De Donauwörth à Ulm, jour 18 (90 kilomètres)

Le petit déjeuner n’est pas très consistant (une des rares fois où le nombre de pains et l’accompagnement étaient limité), et nous quittons donc assez rapidement notre hébergement du jour. Il ne restera pas dans les souvenirs comme étant un endroit à recommander. On commence par prendre quelques photos de la ville, que nous n’avions pas pu photographier la veille du fait de la pluie. Nous savions cependant que cette étape serait la plus longue du voyage du fait du retard pris la veille, alors on ne traîne pas trop.
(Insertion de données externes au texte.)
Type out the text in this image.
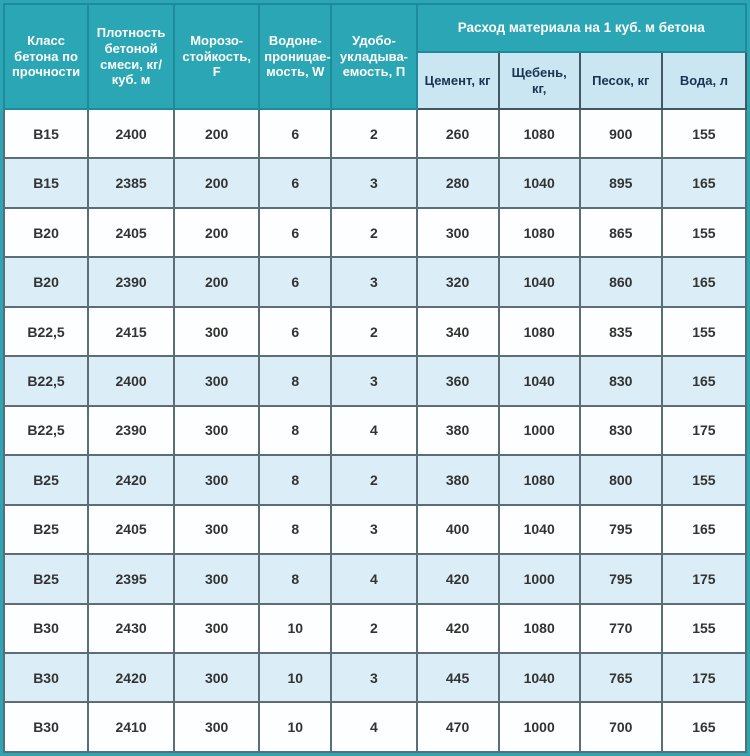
Класс бетона по прочности	Плотность бетоной смеси, кг/куб. м	Морозо-стойкость, F	Водоне-проницае-мость, W	Удобо-укладыва-емость, П	Расход материала на 1 куб. м бетона			
					Цемент, кг	Щебень, кг,	Песок, кг	Вода, л
В15	2400	200	6	2	260	1080	900	155
В15	2385	200	6	3	280	1040	895	165
В20	2405	200	6	2	300	1080	865	155
В20	2390	200	6	3	320	1040	860	165
В22,5	2415	300	6	2	340	1080	835	155
В22,5	2400	300	8	3	360	1040	830	165
В22,5	2390	300	8	4	380	1000	830	175
В25	2420	300	8	2	380	1080	800	155
В25	2405	300	8	3	400	1040	795	165
В25	2395	300	8	4	420	1000	795	175
В30	2430	300	10	2	420	1080	770	155
В30	2420	300	10	3	445	1040	765	175
В30	2410	300	10	4	470	1000	700	165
La grande rue de Donauwörth
La grande rue de Donauwörth
La porte d'entrée de la ville
La porte d’entrée de la ville

 

Le début du trajet se fait sur de la petite route, avec très peu de voitures. C’est assez joli et nous avançons bien. On croise quelques pancartes de protestation, il semblerait que les autorités songent à déplacer une partie de la population pour faire une zone inondable quand le Danube monte trop. C’est en effet très plat, et très peu dense, probablement idéal donc pour ce genre de projets (quand on est pas habitant).

On arrive au château d’Höchstädt vers 10 heures en ayant déjà fait une trentaine de kilomètres (un tiers !). Comme on commence à avoir faim, le paquet de graines importé depuis la France et qui avait fait pas mal de chemin est enfin mis à contribution. La traversée de la ville est ensuite un peu compliquée car la route est coupée par des travaux. Mais on arrive à s’en sortir. Probablement un peu perturbés, on rate le premier raccourci que nous voulions prendre par rapport à l’itinéraire officiel ce qui nous rajoute 3 kilomètres par rapport à nos prévisions. Mais comme le chemin est sympa, on ne se plaindra pas !

 

Le château d'Höchstadt
Le château d’Höchstadt

Le chemin prévu tout comme le chemin pris convergent à Dillingen, une jolie petite ville que nous explorons un peu. Elle n’a pas été abîmée par la seconde guerre mondiale, et les beaux bâtiments sont très nombreux. La basilique Saint-Pierre notamment est très jolie, y compris à l’intérieur. Par contre, on ne trouve rien à manger à emporter. Ce n’est finalement pas très grave : comme il fait relativement froid, nous décidons de trouver un restaurant pour se mettre au chaud un peu plus tard sur la route.

La basilique Saint-Pierre, vue interne
La basilique Saint-Pierre, vue interne

Ce sera fait à Lauingen (rejointe par un raccourci que nous n’avons pas raté cette fois), dont on ne retiendra pas grand chose hormis le Rathaus. On mange dans un restaurant italien, qui nous permet de nous restaurer à notre faim et de nous réchauffer un peu. En terrasse, un groupe de « cyclistes » allemands carbure à la bière.

Le beau Rathaus. On a mangé à son pied, sur la gauche.
Le beau Rathaus. On a mangé à son pied, sur la gauche.

Durant l’après-midi, on fait moins de visites et on fait surtout du pédalage efficace. On avait choisi de rester sur la rive nord du Danube, très peu peuplée à cet endroit mais dont le trajet cyclable est beaucoup plus plat. Les collines que nous voyons depuis notre rive confirment que c’était une bonne idée ! Le plan était vraiment très peu engageant, surtout vu la durée de l’étape. De notre côté, ça roule bien, au vert et toujours avec la même température un peu fraîche. On traverse ensuite une forêt. Puis un peu de civilisation. Puis on arrive (enfin ?) dans la banlieue de Ulm. On cherche un café, sans grand succès jusqu’à Thalfingen, soit à 8 kilomètres de l’objectif environ.

On y reste un peu en buvant un chocolat chaud le temps de se synchroniser avec nos hôtes du soir. Nous dormons en effet pour la première fois non pas en pension, chambre d’hôte ou hôtel, mais chez une cousine de Juliette émigrée à Ulm. Une fois cette synchronisation effectuée (et nos petits pieds réchauffés, il faut bien l’avouer) nous terminons rapidement le trajet, en traversant notamment un grand parc juste avant Ulm. Très fréquenté, mais la séparation entre les chemins cyclables et les chemins piétons simplifie tout de même énormément la vie !

Le soir, nous sortons un peu nous promener et voir le quartier des pêcheurs d’Ulm, ainsi que la cathédrale (elle est tellement haute qu’on a l’impression qu’elle nous tombe dessus quand on la regarde). On ne traîne cependant pas trop, car on est quand même un peu crevé de ces 90 kilomètres, surtout après les journées précédentes qui n’étaient déjà pas de tout repos.

L'hôtel le plus penché du monde, il paraît. C'est en tout cas vraiment pas droit.
L’hôtel le plus penché du monde, il paraît. C’est en tout cas vraiment pas droit.